Condeno o autor ao pagamento de honorários advocatícios em favor do União, fixados em 10% (dez por cento) sobre o valor da causa, nos termos do art. 85, § 4º, III, do CPC, cuja exigibilidade suspendo em razão da parte autora litigar sob o pálio da gratuidade judiciária. Não houve adiantamento de custas pela parte autora.
Sentença não sujeita à remessa necessária.
Publicada e registrada eletronicamente. Intimem-se."

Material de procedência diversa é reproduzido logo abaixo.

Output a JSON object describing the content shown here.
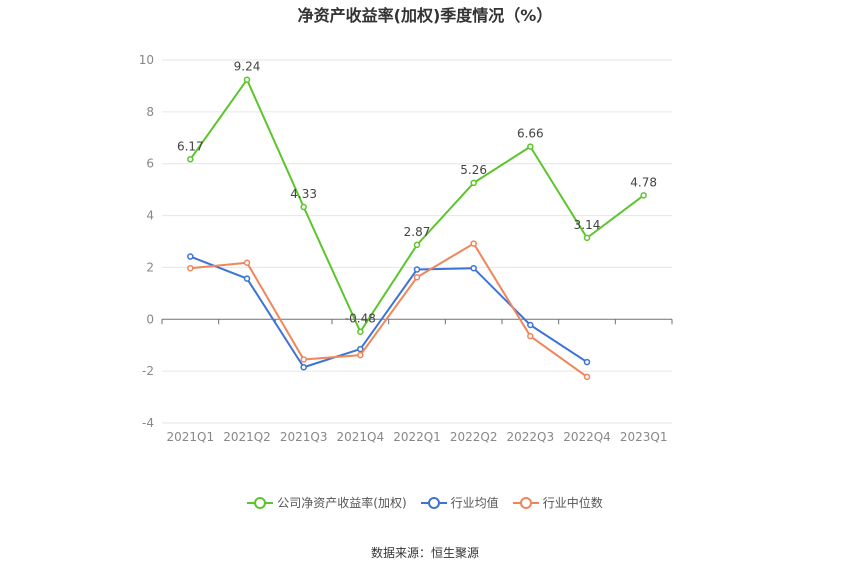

O autor apelou (evento 31). Preliminarmente, alega que houve cerceamento de defesa, uma vez que foi indeferido seu pedido de produção de prova testemunhal e pericial. No mérito, sustenta que a comprovação de que o Apelante exerce a função de Motorista Oficial, cujas atribuições envolvem o combate de vetores de endemias, mediante o uso de inseticidas organoclorados, organofosforados, piretróides e carbamatos, pode ser verificado em sua ficha funcional, documento este que instruiu a inicial. Neste mesmo sentido, o Manual de Controles de Vetores, elaborado pela FUNASA em conjunto com o Ministério da Saúde, descreve objetivamente as atividades inerentes à função de combatente de endemias, assim como a efetiva exposição desses servidores aos inseticidas de alto potencial tóxico. As Apeladas não lograram êxito em demonstrar que os combatentes de endemias, especificamente o Apelante, exercia suas atividades munido de equipamentos de segurança. Ademais, alega que pretender que o Apelante faça prova do não-fato constitutivo do seu direito, neste caso, revela-se em produção impossível de provas, ou, quando menos, excessivamente dispendiosa para a parte, considerando que todo o histórico funcional está sob os cuidados das Apeladas. Por fim, a exposição inadequada do Apelante aos inseticidas altamente tóxicos, sem o fornecimento de Equipamentos de Proteção Individual pelas Apeladas, demonstra o nexo causal entre a ação das Apeladas e o dano provocado ao Apelante, com potencialidade de causar doenças relacionadas aos venenos nos anos vindouros.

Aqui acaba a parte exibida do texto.